Taking the totality of the matters raised in this application, it is in the interest of justice that the Plaintiff’s case be sustained on condition that the Plaintiff will pay the Defendant costs of this application assessed at Kshs.15,000/= within two (2) weeks and also fix this matter for hearing within six (6) months, failure to comply with the above condition the plaintiff’s suit will stand dismissed for want of prosecution”.
From the Court record, the Plaintiff reacted more or less immediately to the final direction of the learned Judge as this matter was then fixed for hearing at the Registry on 12 January 2010.
8. The Application for the firm of Jane Ondieki & Co., Advocates to seek acting for the Plaintiff herein was filed on 27 October 2011 as confirmed by Mabeya J. on 28 October 2011, when that matter was before his court. The current Application before court was filed not on 24 November 2012 as counsel for the Plaintiff indicated in his submissions but on 23 November 2012. That was more than a year from the date of the filing of the Ondieki application. Since the said Ruling of Koome J. delivered on 4 December 2009, the Civil Procedure Rules, 2010 have come into force. Order 17 rule 2 reads as follows:
“17. 2. (1) In any suit in which no application
has been made or step taken by either party for one year, the court may give notice in writing to the parties to show cause why the suit should not be dismissed, and if cause is not shown to its satisfaction, may dismiss the suit.
(2)If cause is shown to the satisfaction of the court it may make such orders as it thinks fit to obtain expeditious hearing of the suit.
(3)Any party to the suit may apply for its dismissal as provided in sub-rule 1.
(4)The court may dismiss the suit for non-compliance with any direction given under this Order.

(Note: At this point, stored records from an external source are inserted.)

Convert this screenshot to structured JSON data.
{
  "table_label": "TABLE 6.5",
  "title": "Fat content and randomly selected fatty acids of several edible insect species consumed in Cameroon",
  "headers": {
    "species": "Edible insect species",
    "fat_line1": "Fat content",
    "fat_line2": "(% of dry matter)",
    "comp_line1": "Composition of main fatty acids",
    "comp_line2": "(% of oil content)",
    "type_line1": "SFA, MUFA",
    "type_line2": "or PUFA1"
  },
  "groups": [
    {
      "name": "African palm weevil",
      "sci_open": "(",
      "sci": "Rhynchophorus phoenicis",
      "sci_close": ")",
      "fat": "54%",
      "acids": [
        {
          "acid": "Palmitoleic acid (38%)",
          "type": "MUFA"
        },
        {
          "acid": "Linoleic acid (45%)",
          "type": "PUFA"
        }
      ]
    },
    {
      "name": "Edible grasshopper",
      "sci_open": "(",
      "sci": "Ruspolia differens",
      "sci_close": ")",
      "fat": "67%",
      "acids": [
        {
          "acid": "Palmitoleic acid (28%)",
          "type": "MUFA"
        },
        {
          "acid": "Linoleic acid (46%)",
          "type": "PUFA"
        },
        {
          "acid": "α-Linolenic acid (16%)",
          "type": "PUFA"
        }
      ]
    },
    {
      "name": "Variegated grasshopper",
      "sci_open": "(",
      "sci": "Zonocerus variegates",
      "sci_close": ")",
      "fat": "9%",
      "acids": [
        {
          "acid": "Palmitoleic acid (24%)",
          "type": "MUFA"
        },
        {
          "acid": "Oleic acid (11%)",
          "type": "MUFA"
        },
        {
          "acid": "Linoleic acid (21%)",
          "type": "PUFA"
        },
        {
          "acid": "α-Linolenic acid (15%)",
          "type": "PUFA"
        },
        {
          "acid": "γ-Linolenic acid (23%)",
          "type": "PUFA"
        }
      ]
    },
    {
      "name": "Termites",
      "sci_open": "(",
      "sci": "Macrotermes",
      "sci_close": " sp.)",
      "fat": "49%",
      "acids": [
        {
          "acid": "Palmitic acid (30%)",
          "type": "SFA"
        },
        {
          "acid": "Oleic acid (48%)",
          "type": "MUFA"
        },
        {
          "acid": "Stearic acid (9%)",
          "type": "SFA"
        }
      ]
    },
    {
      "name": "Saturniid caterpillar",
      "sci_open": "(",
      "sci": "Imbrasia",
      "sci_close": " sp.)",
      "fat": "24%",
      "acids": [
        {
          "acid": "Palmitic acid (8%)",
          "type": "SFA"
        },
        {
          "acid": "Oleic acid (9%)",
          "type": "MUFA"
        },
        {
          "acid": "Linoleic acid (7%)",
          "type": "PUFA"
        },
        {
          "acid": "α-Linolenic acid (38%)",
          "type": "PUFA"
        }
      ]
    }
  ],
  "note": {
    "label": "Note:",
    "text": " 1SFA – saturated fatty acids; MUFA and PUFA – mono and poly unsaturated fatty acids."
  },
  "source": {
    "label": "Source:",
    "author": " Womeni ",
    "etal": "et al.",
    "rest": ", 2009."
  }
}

Unfortunately for the Plaintiff, it has fallen foul of this rule in that it is more than a year since there was an application filed on the Court file. The Plaintiff consequently needs to show to this Court’s satisfaction as to why the suit should not be dismissed. In my view, it has not succeeded in so doing in my consideration of the contents of the Replying Affidavit. Its key witness died nearly 2 years ago. The Court was so notified as long ago as 2 June 2011. Further, although the firm of Jane Ondieki & Co., Advocates may have failed to serve the Order of this Court made by Mabeya J. on 18 November 2011, it did serve the Plaintiff’s Managing Director with notice that the Application was to be heard on that day. The Plaintiff never appeared on the 18 November 2011 and indeed did nothing further in relation to this matter until it was served with the current application to strike out for want of prosecution on 18 December 2012. To my mind, such delay is inordinate and the inaction to prosecute this suit by the Plaintiff is unforgivable. From the court record, the Plaintiff has already been given 2 chances to prosecute the suit but has failed to get on with it. Accordingly, I uphold the Defendant’s Notice of Motion dated 22 November 2012 and order that this suit be dismissed for want of prosecution with costs to the Defendant.
DATED and delivered at Nairobi this 23rd day of April 2013.